Saya beberapa kali mendorong kepada dia untuk berkunjung ke tanah leluhur orang tuanya dan sekaligus menjadi jembatan penghubung bisnis antar dua negara. Saya katakan dia orang yang sangat tepat. Walaupun telah menjadi warga negara Rusia, bapaknya adalah asli Indonesia. Sekarang ini Indonesia sudah sangat terbuka untuk kaum diaspora, apa pun latar belakangnya.
Pada pertemuan tanggal 16 Juli kemarin, saya sengaja menemuinya untuk pamitan karena masa tugas saya akan berakhir bulan ini. Saya memberikan cendera mata berupa gunungan, dengan harapan dia tidak akan melupakan asal-usulnya. Kali ini dia berjanji akan datang ke Indonesia dengan misi bisnis sambil menengok tanah leluhurnya di daerah Banyumas. Saya usulkan dia bertemu dengan pejabat di Banyumas, menjalin dengan pegusaha lokal dan dapat menjadi “Duta” Banyumas di Rusia. Dia pun menyambut baik ide itu. Keinginannya untuk pergi ke Indonesia semakin mantap. Kebetulan setiap tahun Kementerian Perdagangan bekerjasama dengan Kementerian Luar Negeri menyelenggarakan acara pemeran dagang terbesar Trade expo Indonesia di bulan Oktober.
Saya sempat bertemu dengan ayah Lubarto, Sartoyo, pada saat perkenalan saya dengan masyarakat di KBRI awal April 2016. Dengan memakai kursi roda, dia mendekati saya dan memperkenalkan diri berasal dari daerah Banyumas. Saya pun akhirnya berbicara dengan Bahasa Jawa ala Banyumasan (ngapak). Dia menyambutnya dengan semangat, karena jarang sekali ketemu orang Jawa yang bisa ngomong ngapak.
Baca juga: Kali pertama, gamelan dan yoga berkolaborasi di Rusia
“Hampir lupa ngapak saya, untung Pak Dubes dari Kebumen, kita jadi sering-sering ngomong ngapak”, kata Sartoyo bersemangat. Di pecinya ada pin bendera Indonesia dan Rusia serta lambang garuda. Sartoyo mengakui sebagai Sukarnois, sayang dia meninggal tahun 2017 karena penyakit komplikasi yang dideritanya.
Sebenarnya banyak generasi kedua dan ketiga dari keluarga eks Mahid, namun selama ini tidak pernah datang atau berkumpul dengan orang Indonesia.
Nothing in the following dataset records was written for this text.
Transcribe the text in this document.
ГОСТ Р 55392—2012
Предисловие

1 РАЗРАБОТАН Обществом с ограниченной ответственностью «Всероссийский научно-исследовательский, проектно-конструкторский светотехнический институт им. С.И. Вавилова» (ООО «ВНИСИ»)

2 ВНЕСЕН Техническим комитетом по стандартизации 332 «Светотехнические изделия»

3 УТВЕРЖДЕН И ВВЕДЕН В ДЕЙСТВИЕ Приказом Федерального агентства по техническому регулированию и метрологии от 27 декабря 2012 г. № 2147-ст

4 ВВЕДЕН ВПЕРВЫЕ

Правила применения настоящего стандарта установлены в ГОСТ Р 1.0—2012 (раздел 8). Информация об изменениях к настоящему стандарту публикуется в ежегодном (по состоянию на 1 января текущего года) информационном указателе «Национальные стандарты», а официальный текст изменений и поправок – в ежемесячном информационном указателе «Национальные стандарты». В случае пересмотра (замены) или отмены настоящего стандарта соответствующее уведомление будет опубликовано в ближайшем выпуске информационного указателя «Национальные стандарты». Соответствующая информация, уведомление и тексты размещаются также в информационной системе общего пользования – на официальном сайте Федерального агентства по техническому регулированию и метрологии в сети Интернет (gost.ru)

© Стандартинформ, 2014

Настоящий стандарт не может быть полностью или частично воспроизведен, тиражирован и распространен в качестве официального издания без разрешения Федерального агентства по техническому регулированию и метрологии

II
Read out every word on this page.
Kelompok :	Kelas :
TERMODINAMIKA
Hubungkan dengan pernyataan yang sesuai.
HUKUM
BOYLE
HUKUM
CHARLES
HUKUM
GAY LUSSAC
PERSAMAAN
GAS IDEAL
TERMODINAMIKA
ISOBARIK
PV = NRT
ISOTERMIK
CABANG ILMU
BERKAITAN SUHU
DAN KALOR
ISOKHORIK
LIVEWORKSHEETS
Maklum mereka sudah menjadi warga negara Rusia dan tidak dapat lagi berbahasa Indonesia. Mungkin juga orang tuanya tidak pernah cerita tentang Indonesia mengingat hal itu bisa menjadi trauma tersendiri buat mereka.
Semenjak diselenggarakan Festival Indonesia Agustus 2016, mereka mulai muncul dan bahkan datang di upacara peringatan HUT RI. Saya selalu ngobrol dengan mereka, dan saya melihat tidak ada tanda-tanda rasa “benci” terhadap Indonesia dari ekspresi mereka. Kenyataannya memang mereka benar-benar sudah menjadi “orang” Rusia. Sewaktu pertama kali bertemu di acara festival di Hermitage Garden, merekalah yang pertama kali memperkenalkan diri bahwa ayahnya berasal dari Indonesia, namun kebanyakan tidak mengetahui ayahnya berasal dari mana.
Ketika saya menyelenggarakan pertemuan dengan kalangan Indonesianis tanggal 10 Desember 2019, banyak dari mereka pun hadir berbaur dengan para Indonesianis lain yang sebagian sudah sangat senior. Dari 45 undangan yang disebar KBRI Moskow, hadir sekitar 90 orang. Ini luar biasa sekaligus membanggakan, mengingat sekitar 75% berasal dari generasi muda, baik dari masayarakat lokal, mahasiwa pecinta Indonesia, kawin campur maupun generasi kedua dan bahkan ketiga dari eks Mahid. Bahkan hadir seorang anak perempuan yang masih belajar di tingkat College dari keluarga kawin campur, yang berpidato dengan menggunakan Bahasa Indonesia yang lumayan bagus, walaupun dengan sedikit dialek Rusia.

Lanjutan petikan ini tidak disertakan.